Имя «Кобарго» ничего мне не говорило, но даже без ИП я кое-что знала о Бухте Гарлин. Это была часть Галактики, включающая в себя шестьсот обитаемых миров, раздираемых между тремя основными экономическими системами. В Бухте Гарлин обычные межзвездные законы не действовали. Это была территория криминальных элементов.
— Харьков-Восемь специализировался на продукте определенного сорта, — продолжал Займа. — Целая планета трудилась, занимаясь предоставлением медицинских услуг, недоступных в других местах. Запрещенные кибернетические модификации и все в этом духе.
— Это там вы?.. — я не стала договаривать предложение.
— Это там я стал таким, какой есть, — сказал Займа. — Конечно же, я произвел еще некоторые изменения в себе уже после Харькова-Восемь, повысил переносимость агрессивной среды, улучшил свои сенсорные способности, но основы того, кем я стал, были заложены под хирургическим ножом в клинике Кобарго.
— Значит, до прибытия на Харьков-Восемь вы были нормальным человеком? — спросила я.
— Вот здесь и начались трудности, — сказал Займа, осторожно пробираясь дальше по тропинке. — По возвращении я, естественно, пытался отыскать Кобарго. С его помощью, мне казалось, я сумею отыскать смысл в обрывках воспоминаний, хранящихся у меня в голове. Но Кобарго не было, он пропал где-то в Бухте. Клиника осталась, но теперь ею заправлял его внук.
— Держу пари, он не рвался общаться с вами.
— Точно, пришлось его убедить. По счастью, у меня имелись средства. Небольшой подкуп, небольшое насилие, — он слегка улыбнулся при этих словах. — В итоге он согласился открыть архивы клиники и просмотреть записи своего деда, касающиеся моего пребывания у них.

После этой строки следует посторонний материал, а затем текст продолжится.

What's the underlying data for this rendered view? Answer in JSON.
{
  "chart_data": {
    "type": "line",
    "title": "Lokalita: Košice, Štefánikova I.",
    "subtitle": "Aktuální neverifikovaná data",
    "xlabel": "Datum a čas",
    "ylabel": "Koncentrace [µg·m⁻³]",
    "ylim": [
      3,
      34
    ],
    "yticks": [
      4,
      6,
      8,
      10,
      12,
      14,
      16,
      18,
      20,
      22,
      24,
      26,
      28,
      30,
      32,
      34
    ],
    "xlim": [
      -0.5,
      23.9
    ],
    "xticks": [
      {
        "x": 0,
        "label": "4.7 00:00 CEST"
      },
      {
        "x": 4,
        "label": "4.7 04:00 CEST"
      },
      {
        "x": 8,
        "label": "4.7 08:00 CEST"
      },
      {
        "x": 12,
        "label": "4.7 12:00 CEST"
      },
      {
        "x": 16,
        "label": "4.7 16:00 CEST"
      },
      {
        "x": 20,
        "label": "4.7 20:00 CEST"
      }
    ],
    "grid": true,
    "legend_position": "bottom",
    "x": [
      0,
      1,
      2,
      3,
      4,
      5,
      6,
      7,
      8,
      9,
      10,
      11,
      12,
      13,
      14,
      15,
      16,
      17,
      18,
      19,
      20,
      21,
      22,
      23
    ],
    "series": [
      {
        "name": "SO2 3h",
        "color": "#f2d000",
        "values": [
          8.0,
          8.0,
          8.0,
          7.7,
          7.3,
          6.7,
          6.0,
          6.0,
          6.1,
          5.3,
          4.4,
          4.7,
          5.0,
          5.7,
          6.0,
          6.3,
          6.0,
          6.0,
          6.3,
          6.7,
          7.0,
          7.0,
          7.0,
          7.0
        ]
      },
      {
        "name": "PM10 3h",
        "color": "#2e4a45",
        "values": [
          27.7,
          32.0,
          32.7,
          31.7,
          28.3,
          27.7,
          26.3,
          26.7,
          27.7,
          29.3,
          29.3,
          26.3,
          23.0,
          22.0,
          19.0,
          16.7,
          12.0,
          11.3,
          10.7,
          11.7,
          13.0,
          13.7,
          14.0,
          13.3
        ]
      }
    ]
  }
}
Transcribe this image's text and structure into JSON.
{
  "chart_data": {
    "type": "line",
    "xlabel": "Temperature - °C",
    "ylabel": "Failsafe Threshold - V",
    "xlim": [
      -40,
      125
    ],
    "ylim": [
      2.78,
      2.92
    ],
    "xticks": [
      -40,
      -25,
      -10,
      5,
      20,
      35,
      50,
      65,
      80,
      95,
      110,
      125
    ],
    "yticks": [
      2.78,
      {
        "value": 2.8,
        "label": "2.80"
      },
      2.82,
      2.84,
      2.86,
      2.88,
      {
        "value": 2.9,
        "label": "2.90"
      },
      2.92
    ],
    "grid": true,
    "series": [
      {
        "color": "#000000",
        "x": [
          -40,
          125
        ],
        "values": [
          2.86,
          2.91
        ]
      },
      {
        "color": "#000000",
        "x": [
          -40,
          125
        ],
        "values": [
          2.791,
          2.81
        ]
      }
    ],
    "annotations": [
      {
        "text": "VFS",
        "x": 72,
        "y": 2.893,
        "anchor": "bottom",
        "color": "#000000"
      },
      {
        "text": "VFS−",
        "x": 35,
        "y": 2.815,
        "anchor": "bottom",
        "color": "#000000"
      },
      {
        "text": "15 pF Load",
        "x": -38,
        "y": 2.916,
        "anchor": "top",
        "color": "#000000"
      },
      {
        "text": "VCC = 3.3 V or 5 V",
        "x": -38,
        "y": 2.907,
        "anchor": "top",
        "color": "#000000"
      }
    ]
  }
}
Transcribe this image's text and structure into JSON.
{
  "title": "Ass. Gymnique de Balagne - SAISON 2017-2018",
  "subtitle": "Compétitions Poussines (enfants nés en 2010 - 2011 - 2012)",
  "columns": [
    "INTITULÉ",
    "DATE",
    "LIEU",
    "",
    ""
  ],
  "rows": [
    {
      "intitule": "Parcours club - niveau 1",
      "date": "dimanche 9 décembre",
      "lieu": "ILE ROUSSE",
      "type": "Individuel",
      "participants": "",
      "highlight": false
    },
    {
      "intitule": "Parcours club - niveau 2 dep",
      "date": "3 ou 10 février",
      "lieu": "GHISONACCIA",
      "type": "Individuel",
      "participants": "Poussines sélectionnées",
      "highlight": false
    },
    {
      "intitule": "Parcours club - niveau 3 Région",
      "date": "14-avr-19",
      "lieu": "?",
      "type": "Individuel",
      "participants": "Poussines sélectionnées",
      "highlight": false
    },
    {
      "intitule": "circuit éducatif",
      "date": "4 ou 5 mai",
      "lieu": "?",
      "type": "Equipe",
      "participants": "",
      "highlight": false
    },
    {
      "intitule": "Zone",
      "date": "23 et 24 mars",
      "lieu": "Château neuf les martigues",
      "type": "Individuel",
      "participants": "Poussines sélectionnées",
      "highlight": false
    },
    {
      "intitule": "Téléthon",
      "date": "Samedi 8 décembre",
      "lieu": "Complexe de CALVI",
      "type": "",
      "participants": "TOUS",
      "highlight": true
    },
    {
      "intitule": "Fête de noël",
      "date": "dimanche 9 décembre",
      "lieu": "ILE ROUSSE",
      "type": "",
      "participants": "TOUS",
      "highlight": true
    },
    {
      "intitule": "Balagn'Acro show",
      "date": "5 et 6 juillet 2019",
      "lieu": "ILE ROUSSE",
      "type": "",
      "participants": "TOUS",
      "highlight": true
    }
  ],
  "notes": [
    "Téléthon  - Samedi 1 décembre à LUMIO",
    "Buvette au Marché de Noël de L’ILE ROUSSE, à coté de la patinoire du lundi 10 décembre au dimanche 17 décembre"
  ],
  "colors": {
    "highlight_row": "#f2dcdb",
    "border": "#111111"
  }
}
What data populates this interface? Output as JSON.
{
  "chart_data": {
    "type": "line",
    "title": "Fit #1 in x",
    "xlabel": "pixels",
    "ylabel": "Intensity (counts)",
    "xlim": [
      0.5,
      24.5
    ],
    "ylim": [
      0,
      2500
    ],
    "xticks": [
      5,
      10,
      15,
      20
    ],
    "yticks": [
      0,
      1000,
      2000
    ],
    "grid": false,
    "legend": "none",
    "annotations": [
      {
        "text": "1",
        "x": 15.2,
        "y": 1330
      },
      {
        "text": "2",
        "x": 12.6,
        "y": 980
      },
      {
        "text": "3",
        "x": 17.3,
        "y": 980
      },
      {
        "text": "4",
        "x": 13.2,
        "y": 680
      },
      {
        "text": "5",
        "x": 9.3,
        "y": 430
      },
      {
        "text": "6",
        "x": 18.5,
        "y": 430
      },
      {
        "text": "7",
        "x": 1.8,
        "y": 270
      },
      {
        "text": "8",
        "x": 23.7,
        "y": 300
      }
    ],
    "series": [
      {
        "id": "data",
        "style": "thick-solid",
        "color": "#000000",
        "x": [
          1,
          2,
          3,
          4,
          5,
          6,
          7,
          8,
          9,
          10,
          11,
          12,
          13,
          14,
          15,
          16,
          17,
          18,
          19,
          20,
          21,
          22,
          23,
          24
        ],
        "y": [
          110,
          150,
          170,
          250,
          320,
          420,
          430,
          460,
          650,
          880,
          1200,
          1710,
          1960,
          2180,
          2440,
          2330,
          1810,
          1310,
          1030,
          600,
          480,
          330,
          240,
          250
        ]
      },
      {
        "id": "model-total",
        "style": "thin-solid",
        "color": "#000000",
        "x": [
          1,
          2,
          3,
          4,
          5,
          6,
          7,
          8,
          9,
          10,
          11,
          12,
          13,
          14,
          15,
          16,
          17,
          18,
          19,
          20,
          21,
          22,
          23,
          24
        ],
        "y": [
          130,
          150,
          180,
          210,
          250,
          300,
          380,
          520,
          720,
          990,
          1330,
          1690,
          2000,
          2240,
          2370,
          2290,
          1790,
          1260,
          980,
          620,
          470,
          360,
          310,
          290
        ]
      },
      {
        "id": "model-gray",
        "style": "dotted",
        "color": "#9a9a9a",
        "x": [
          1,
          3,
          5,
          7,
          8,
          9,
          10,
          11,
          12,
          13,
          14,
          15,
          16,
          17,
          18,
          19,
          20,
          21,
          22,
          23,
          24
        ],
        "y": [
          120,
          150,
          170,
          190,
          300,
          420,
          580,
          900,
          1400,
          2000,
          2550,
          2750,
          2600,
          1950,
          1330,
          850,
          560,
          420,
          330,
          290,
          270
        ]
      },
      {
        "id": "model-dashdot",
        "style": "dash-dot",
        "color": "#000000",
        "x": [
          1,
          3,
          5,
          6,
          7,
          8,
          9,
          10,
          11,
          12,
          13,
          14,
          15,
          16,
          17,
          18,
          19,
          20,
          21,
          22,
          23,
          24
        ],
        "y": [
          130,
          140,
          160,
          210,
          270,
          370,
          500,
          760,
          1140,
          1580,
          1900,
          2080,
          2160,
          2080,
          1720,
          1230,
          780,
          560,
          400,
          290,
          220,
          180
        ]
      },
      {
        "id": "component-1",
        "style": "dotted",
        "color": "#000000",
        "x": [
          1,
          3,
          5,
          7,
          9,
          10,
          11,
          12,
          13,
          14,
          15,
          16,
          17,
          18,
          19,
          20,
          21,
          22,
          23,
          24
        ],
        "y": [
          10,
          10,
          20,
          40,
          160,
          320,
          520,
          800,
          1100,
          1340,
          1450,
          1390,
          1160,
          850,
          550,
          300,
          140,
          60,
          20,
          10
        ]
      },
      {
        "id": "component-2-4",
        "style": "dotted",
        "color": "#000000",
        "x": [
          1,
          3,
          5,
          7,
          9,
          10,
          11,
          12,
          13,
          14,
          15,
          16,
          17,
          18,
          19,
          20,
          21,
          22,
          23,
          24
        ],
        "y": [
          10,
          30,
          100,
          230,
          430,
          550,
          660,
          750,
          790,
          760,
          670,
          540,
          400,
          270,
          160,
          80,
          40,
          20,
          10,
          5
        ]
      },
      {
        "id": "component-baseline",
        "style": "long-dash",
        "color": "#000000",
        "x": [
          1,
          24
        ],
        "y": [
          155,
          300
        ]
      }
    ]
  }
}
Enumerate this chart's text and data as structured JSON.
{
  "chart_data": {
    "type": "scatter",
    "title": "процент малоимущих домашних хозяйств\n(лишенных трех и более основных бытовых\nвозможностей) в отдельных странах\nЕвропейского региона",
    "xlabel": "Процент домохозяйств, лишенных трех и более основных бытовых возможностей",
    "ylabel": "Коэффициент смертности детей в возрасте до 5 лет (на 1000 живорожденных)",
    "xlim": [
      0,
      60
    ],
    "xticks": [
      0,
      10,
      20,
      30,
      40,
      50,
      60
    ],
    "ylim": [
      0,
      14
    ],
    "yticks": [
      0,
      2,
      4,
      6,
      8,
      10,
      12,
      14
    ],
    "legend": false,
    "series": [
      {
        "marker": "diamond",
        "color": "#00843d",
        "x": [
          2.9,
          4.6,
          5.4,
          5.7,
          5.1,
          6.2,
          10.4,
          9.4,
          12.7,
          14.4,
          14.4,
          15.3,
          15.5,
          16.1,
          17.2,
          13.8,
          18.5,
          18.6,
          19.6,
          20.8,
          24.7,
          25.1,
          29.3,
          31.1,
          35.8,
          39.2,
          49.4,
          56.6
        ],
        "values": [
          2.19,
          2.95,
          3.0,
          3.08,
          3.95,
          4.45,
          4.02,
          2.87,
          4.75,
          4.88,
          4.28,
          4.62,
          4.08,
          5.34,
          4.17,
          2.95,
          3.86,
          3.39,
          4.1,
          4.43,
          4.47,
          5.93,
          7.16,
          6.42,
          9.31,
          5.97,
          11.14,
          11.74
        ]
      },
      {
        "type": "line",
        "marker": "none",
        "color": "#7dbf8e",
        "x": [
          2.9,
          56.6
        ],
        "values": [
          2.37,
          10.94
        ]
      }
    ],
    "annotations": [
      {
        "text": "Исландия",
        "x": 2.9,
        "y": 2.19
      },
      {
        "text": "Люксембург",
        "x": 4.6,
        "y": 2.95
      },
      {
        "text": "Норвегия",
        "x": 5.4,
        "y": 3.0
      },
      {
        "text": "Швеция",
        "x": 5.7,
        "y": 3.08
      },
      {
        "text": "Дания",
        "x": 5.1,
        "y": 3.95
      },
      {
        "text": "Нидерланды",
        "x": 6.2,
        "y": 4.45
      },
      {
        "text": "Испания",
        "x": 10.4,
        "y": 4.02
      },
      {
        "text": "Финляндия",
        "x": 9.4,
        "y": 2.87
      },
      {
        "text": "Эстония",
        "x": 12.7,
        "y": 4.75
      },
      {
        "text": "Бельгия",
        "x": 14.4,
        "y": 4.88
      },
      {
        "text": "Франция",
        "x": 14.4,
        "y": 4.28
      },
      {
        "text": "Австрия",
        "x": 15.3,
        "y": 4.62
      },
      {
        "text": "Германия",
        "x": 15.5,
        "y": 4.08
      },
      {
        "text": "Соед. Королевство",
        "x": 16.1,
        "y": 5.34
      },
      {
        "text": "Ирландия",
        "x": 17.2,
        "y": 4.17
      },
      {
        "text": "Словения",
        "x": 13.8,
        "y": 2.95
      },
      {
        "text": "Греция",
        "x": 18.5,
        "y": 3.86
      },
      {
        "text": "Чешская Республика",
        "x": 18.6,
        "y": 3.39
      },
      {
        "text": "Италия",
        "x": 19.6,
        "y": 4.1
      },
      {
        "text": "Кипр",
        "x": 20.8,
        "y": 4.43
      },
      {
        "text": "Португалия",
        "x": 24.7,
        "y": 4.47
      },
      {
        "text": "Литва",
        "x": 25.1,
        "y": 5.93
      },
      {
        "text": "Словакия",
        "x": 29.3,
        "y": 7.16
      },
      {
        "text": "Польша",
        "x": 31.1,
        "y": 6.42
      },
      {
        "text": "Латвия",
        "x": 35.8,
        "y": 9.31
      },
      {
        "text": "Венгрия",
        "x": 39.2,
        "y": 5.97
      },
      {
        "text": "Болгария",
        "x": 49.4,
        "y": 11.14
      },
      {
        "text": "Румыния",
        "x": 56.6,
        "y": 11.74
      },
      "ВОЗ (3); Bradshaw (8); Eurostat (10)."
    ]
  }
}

Мы завернули за угол. И море, и небо сделались одинаково серыми, от голубого не осталось и следа.
— Что же произошло?
— Из записей следовало, что я никогда и не был человеком, — сказал Займа. Он немного помолчал, прежде чем продолжать, чтобы не осталось никаких сомнений по поводу только что сказанного. — Никакого Займы не существовало до моего поступления в клинику.
Что бы я ни отдала за какое-нибудь записывающее устройство или, если это невозможно, хотя бы за старый добрый блокнот с ручкой! Я нахмурилась, как будто это могло заставить мою память работать хоть немного лучше.
— Так кто же вы?
— Машина, — сказал он. — Сложный робот, самоуправляющийся искусственный интеллект. Мне было уже несколько сотен лет, когда я прибыл на Харьков-Восемь, и я был независимым на вполне законных основаниях.
— Нет, — сказала я, качая головой. — Вы человек с частями машины, но не машина.
— Клинические записи не допускали двойного толкования. Я поступил к ним роботом. Роботом андроидной формы, естественно, но тем не менее просто машиной. Меня демонтировали, и мои основополагающие познавательные функции были помещены в искусственно выращенное биологическое тело, — он пальцем постучал по оловянного цвета виску. — Здесь полным-полно органики и куча кибернетических механизмов. Невозможно понять, где начинается одно и заканчивается другое. Еще сложнее определить, кто здесь слуга, а кто господин.